In the case of the pea mutant SGEFix−-1 (sym40), the development of nodule tissue does not differ from that in the wild-type plants up to the stage of apical NM formation (Fig. 4a,b,d,e). However, the NM apparently stops functioning prematurely and the resultant nodules are much smaller than those of wild-type plants (Fig. 4c). Previously, it was shown that IT development of this mutant is blocked at the stage of infection droplet differentiation (Idd− phenotype) (Tsyganov et al., 1998). Thus, the expression of the pea gene Sym40 is not only important for IT functioning but also for supporting the persistence of the NM (Nmp− phenotype).
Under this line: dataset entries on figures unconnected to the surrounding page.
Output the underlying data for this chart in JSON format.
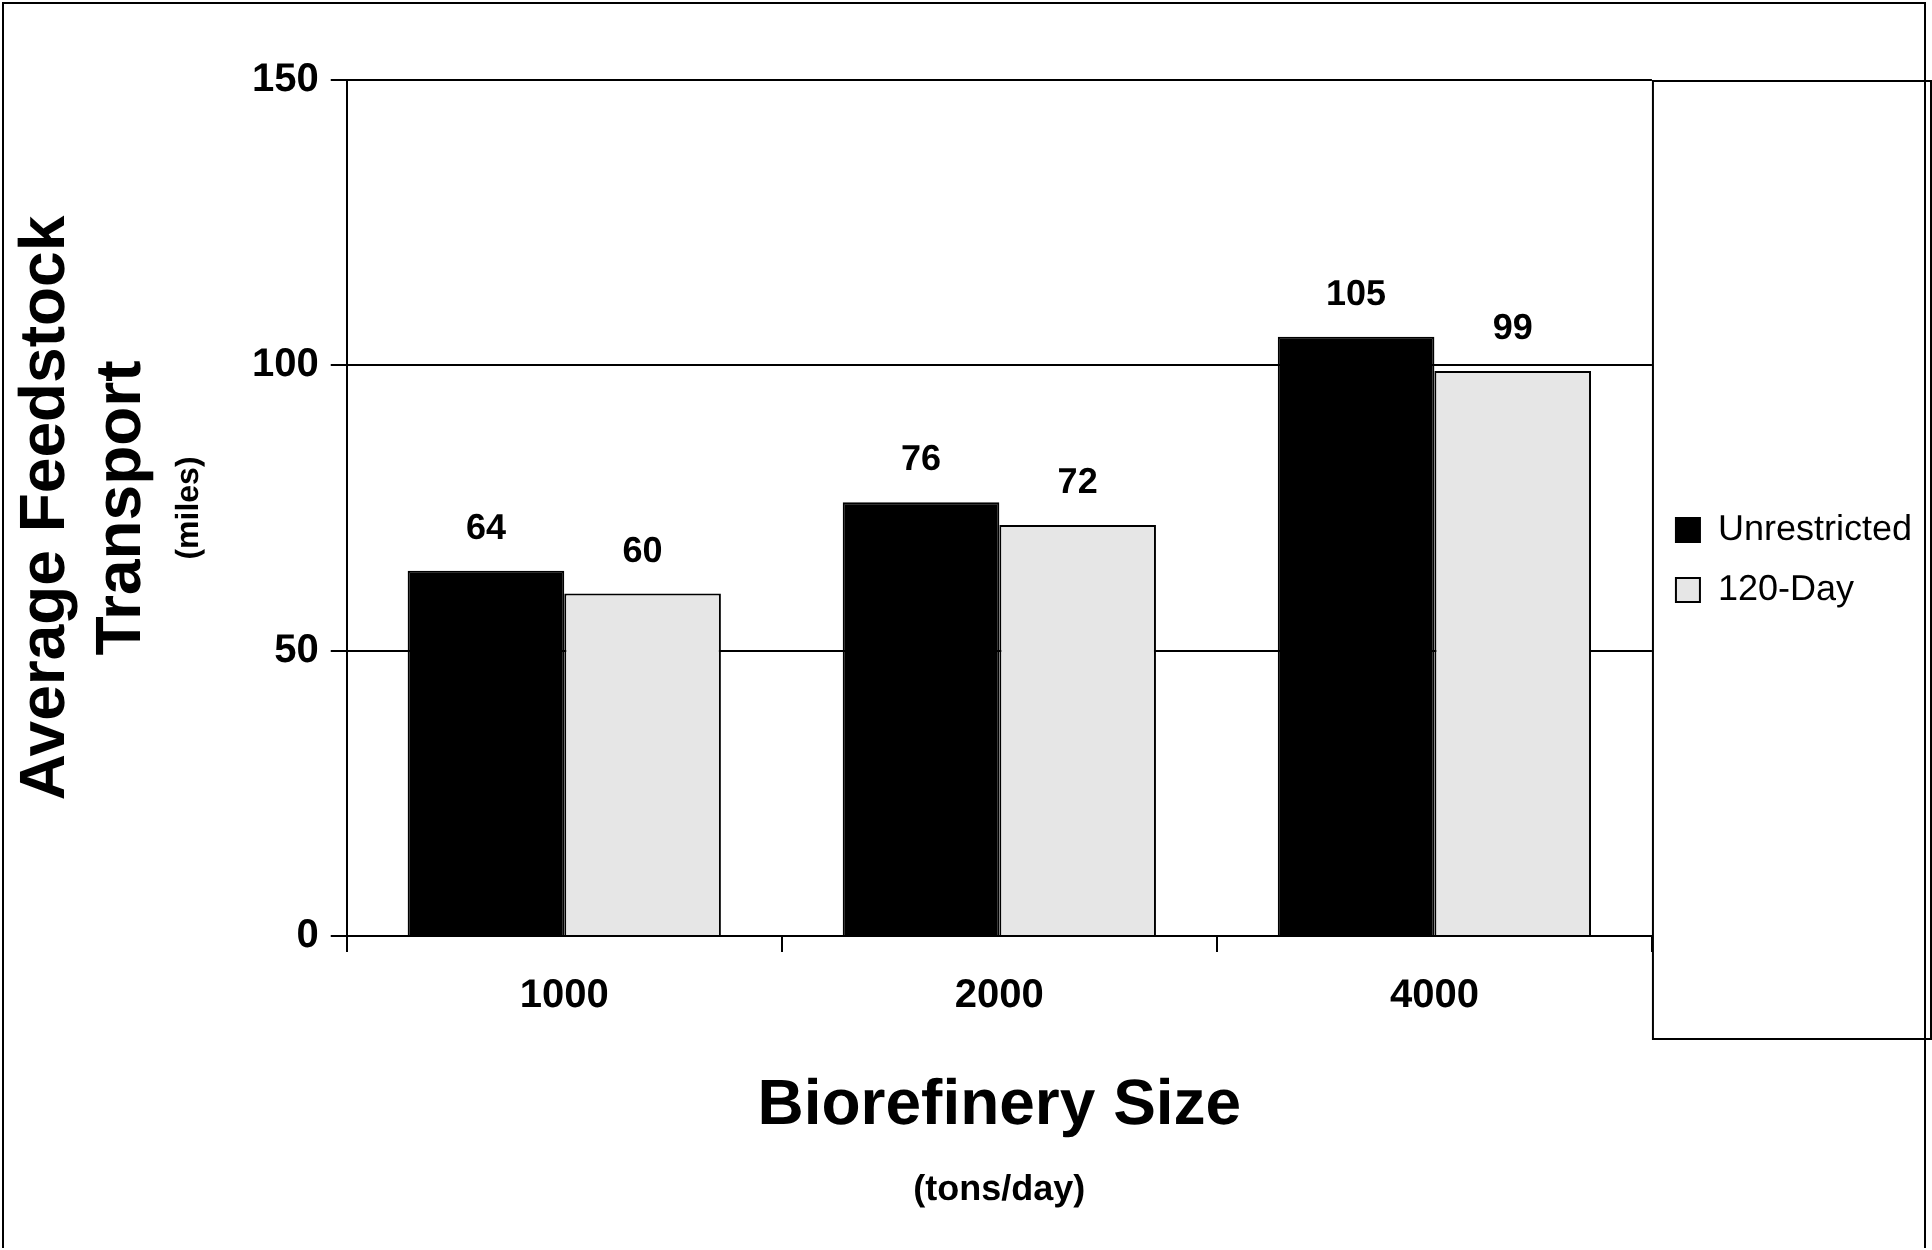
{
  "chart_data": {
    "type": "bar",
    "xlabel": "Biorefinery Size\n(tons/day)",
    "ylabel": "Average Feedstock\nTransport\n(miles)",
    "categories": [
      "1000",
      "2000",
      "4000"
    ],
    "series": [
      {
        "name": "Unrestricted",
        "color": "#000000",
        "values": [
          64,
          76,
          105
        ]
      },
      {
        "name": "120-Day",
        "color": "#e6e6e6",
        "values": [
          60,
          72,
          99
        ]
      }
    ],
    "ylim": [
      0,
      150
    ],
    "yticks": [
      0,
      50,
      100,
      150
    ],
    "grid": "y",
    "legend": "right",
    "data_labels": true
  }
}
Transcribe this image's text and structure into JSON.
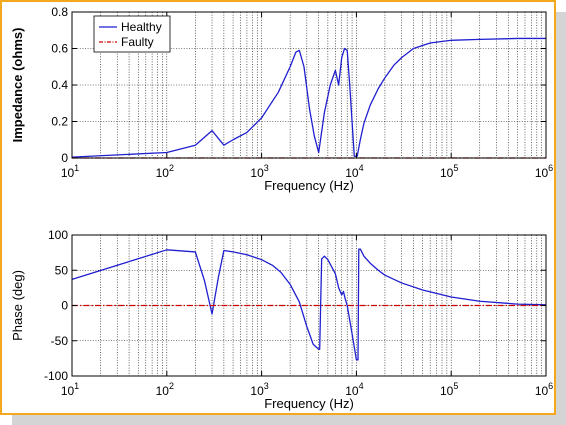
{
  "chart_data": [
    {
      "type": "line",
      "title": "",
      "xlabel": "Frequency (Hz)",
      "ylabel": "Impedance (ohms)",
      "xscale": "log",
      "xlim": [
        10,
        1000000
      ],
      "ylim": [
        0,
        0.8
      ],
      "grid": true,
      "xticks": [
        {
          "base": "10",
          "exp": "1"
        },
        {
          "base": "10",
          "exp": "2"
        },
        {
          "base": "10",
          "exp": "3"
        },
        {
          "base": "10",
          "exp": "4"
        },
        {
          "base": "10",
          "exp": "5"
        },
        {
          "base": "10",
          "exp": "6"
        }
      ],
      "yticks": [
        "0",
        "0.2",
        "0.4",
        "0.6",
        "0.8"
      ],
      "legend": {
        "position": "top-left",
        "entries": [
          "Healthy",
          "Faulty"
        ]
      },
      "series": [
        {
          "name": "Healthy",
          "color": "#1f1fd0",
          "style": "solid",
          "x": [
            10,
            100,
            200,
            300,
            400,
            500,
            700,
            1000,
            1500,
            2000,
            2300,
            2500,
            2800,
            3200,
            3600,
            4000,
            4600,
            5300,
            6000,
            6500,
            7000,
            7500,
            8000,
            8500,
            9000,
            9500,
            10200,
            11000,
            12000,
            14000,
            17000,
            20000,
            25000,
            30000,
            40000,
            60000,
            100000,
            200000,
            500000,
            1000000
          ],
          "y": [
            0.005,
            0.03,
            0.07,
            0.15,
            0.07,
            0.1,
            0.14,
            0.22,
            0.36,
            0.5,
            0.58,
            0.59,
            0.5,
            0.27,
            0.12,
            0.03,
            0.25,
            0.4,
            0.48,
            0.4,
            0.55,
            0.6,
            0.59,
            0.4,
            0.2,
            0.01,
            0.01,
            0.1,
            0.19,
            0.29,
            0.38,
            0.44,
            0.51,
            0.55,
            0.6,
            0.63,
            0.645,
            0.65,
            0.655,
            0.655
          ]
        },
        {
          "name": "Faulty",
          "color": "#cc0000",
          "style": "dashdot",
          "x": [
            10,
            1000000
          ],
          "y": [
            0,
            0
          ]
        }
      ]
    },
    {
      "type": "line",
      "title": "",
      "xlabel": "Frequency (Hz)",
      "ylabel": "Phase (deg)",
      "xscale": "log",
      "xlim": [
        10,
        1000000
      ],
      "ylim": [
        -100,
        100
      ],
      "grid": true,
      "xticks": [
        {
          "base": "10",
          "exp": "1"
        },
        {
          "base": "10",
          "exp": "2"
        },
        {
          "base": "10",
          "exp": "3"
        },
        {
          "base": "10",
          "exp": "4"
        },
        {
          "base": "10",
          "exp": "5"
        },
        {
          "base": "10",
          "exp": "6"
        }
      ],
      "yticks": [
        "-100",
        "-50",
        "0",
        "50",
        "100"
      ],
      "series": [
        {
          "name": "Healthy",
          "color": "#1f1fd0",
          "style": "solid",
          "x": [
            10,
            100,
            200,
            250,
            300,
            350,
            400,
            500,
            700,
            1000,
            1300,
            1600,
            2000,
            2500,
            3000,
            3500,
            4000,
            4100,
            4300,
            4600,
            5000,
            6000,
            6500,
            7000,
            7300,
            7600,
            8000,
            9000,
            10000,
            10400,
            10600,
            11000,
            12000,
            14000,
            17000,
            20000,
            30000,
            50000,
            100000,
            200000,
            500000,
            1000000
          ],
          "y": [
            37,
            79,
            76,
            35,
            -12,
            40,
            78,
            76,
            72,
            65,
            57,
            47,
            30,
            5,
            -30,
            -55,
            -62,
            -62,
            66,
            70,
            65,
            45,
            25,
            15,
            20,
            10,
            0,
            -40,
            -77,
            -77,
            80,
            80,
            70,
            60,
            50,
            43,
            32,
            22,
            12,
            6,
            2,
            1
          ]
        },
        {
          "name": "Faulty",
          "color": "#cc0000",
          "style": "dashdot",
          "x": [
            10,
            1000000
          ],
          "y": [
            0,
            0
          ]
        }
      ]
    }
  ]
}
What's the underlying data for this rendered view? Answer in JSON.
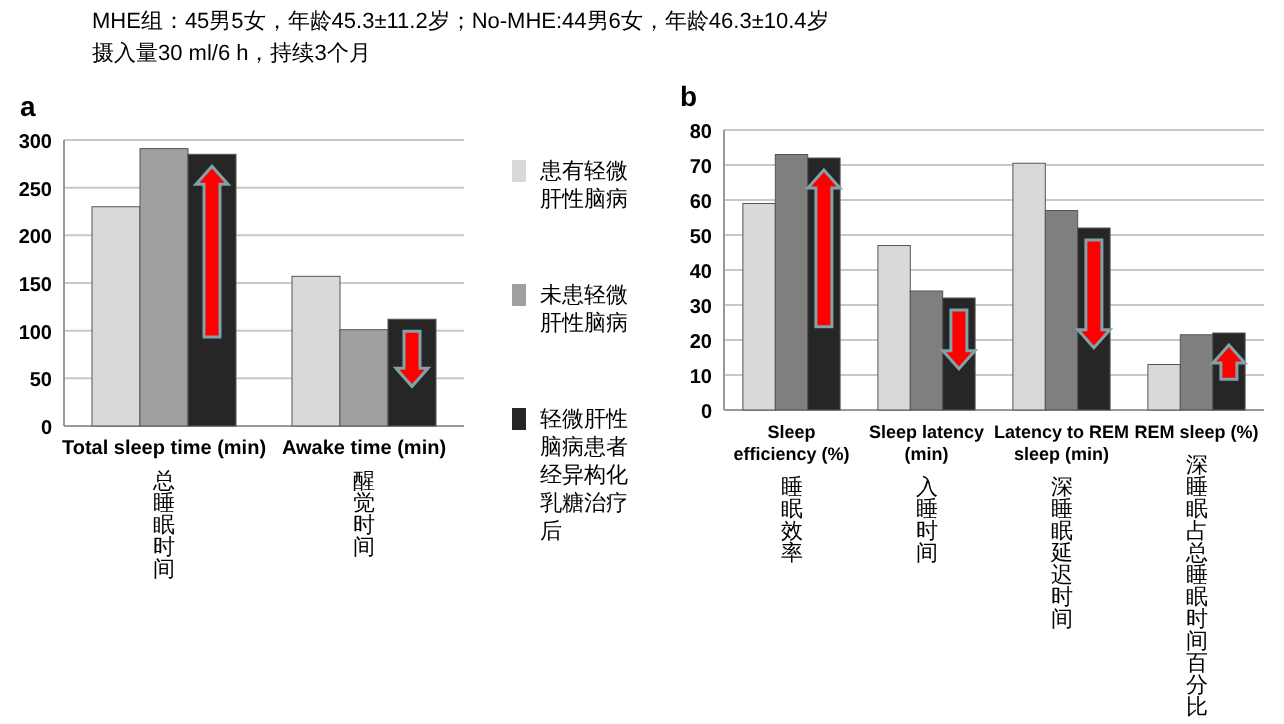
{
  "chart_data": [
    {
      "type": "bar",
      "title": "a",
      "categories": [
        "Total sleep time (min)",
        "Awake time (min)"
      ],
      "series": [
        {
          "name": "患有轻微肝性脑病",
          "color": "#d9d9d9",
          "values": [
            230,
            157
          ]
        },
        {
          "name": "未患轻微肝性脑病",
          "color": "#a0a0a0",
          "values": [
            291,
            101
          ]
        },
        {
          "name": "轻微肝性脑病患者经异构化乳糖治疗后",
          "color": "#262626",
          "values": [
            285,
            112
          ]
        }
      ],
      "ylim": [
        0,
        300
      ],
      "yticks": [
        0,
        50,
        100,
        150,
        200,
        250,
        300
      ],
      "grid": "y",
      "legend": "right",
      "annotations": [
        "MHE组：45男5女，年龄45.3±11.2岁；No-MHE:44男6女，年龄46.3±10.4岁",
        "摄入量30 ml/6 h，持续3个月",
        "总睡眠时间",
        "醒觉时间"
      ]
    },
    {
      "type": "bar",
      "title": "b",
      "categories": [
        "Sleep efficiency (%)",
        "Sleep latency (min)",
        "Latency to REM sleep (min)",
        "REM sleep (%)"
      ],
      "series": [
        {
          "color": "#d9d9d9",
          "values": [
            59,
            47,
            70.5,
            13
          ]
        },
        {
          "color": "#7f7f7f",
          "values": [
            73,
            34,
            57,
            21.5
          ]
        },
        {
          "color": "#262626",
          "values": [
            72,
            32,
            52,
            22
          ]
        }
      ],
      "ylim": [
        0,
        80
      ],
      "yticks": [
        0,
        10,
        20,
        30,
        40,
        50,
        60,
        70,
        80
      ],
      "grid": "y",
      "annotations": [
        "睡眠效率",
        "入睡时间",
        "深睡眠延迟时间",
        "深睡眠占总睡眠时间百分比"
      ]
    }
  ]
}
Sequential functioning of pea symbiotic genes with respect to nodule tissue development
In Table 3, the observations from the present study are set alongside other proposed schemes of development for nodules with indeterminate meristems, as suggested for early (Guinel & Sloetjes, 2000; Tsyganov et al., 2002) and late developmental stages (Borisov et al., 1997a,b; Tsyganov et al., 1998; Morzhina et al., 2000; Voroshilova et al., 2001). Altogether, eight pea genes have been found to date to be co-operatively involved in NM formation. The genes Sym2 (Degenhardt et al., 1976; Geurts et al., 1997), Sym36 (Sagan et al., 1994), Sym37 and Sym38 (Tsyganov et al., 2002) control the colonization process, that is, the growth of ITs before they enter the nodule primordium (Tsyganov et al., 2002), and mutations in them lead to the arrest of nodule primordium formation and NM formation. The genes Sym21 (Markwei & LaRue, 1997) and Sym39 (Sagan et al., 1994) probably function in the programme of nodule tissue development.
Table 3. Sequential expression of phenotypes for regulatory Pisum sativum symbiotic genes during nodule formation
|Sym9|| ||Sym35||Sym36||Sym16||Sym39||Sym41|| ||Sym32||Sym25|
|Sym10|| || ||Sym37||Sym34|| || || || ||Sym26|
|Sym19|| || ||Sym38|| || || || || ||Sym27|
|Sym30|| || || || || || || || ||Sym42|
In this research, it has been found that mutations in the pea genes Sym33 and Sym41 result in the inability of plant cells to form ITs while still in the mitotic cycle. In addition to abnormal growth of ITs in root cortical cells and young nodule tissue (Tsyganov et al., 1998; Morzhina et al., 2000; this study), the phenotype of such mutants is described as Anm− (Table 3). The gene Sym40 functions at a later stage with respect to NM formation, at the stage of NM persistence (Nmp−). The phenotype of the double mutant RBT3 (sym33, sym40) is basically similar to that of SGEFix−-2 (sym33), indicating that Sym33 is epistatic to Sym40 with respect to its effects on nodule primordium development. However, these inferences are based on a single mutant allele at each locus and therefore the conclusions should be regarded as preliminary. Further characterization of these genes at the level of primary structure will reveal molecular mechanisms involved in the cellular function of these genes and how they control the interaction between cell proliferation and the formation of ITs.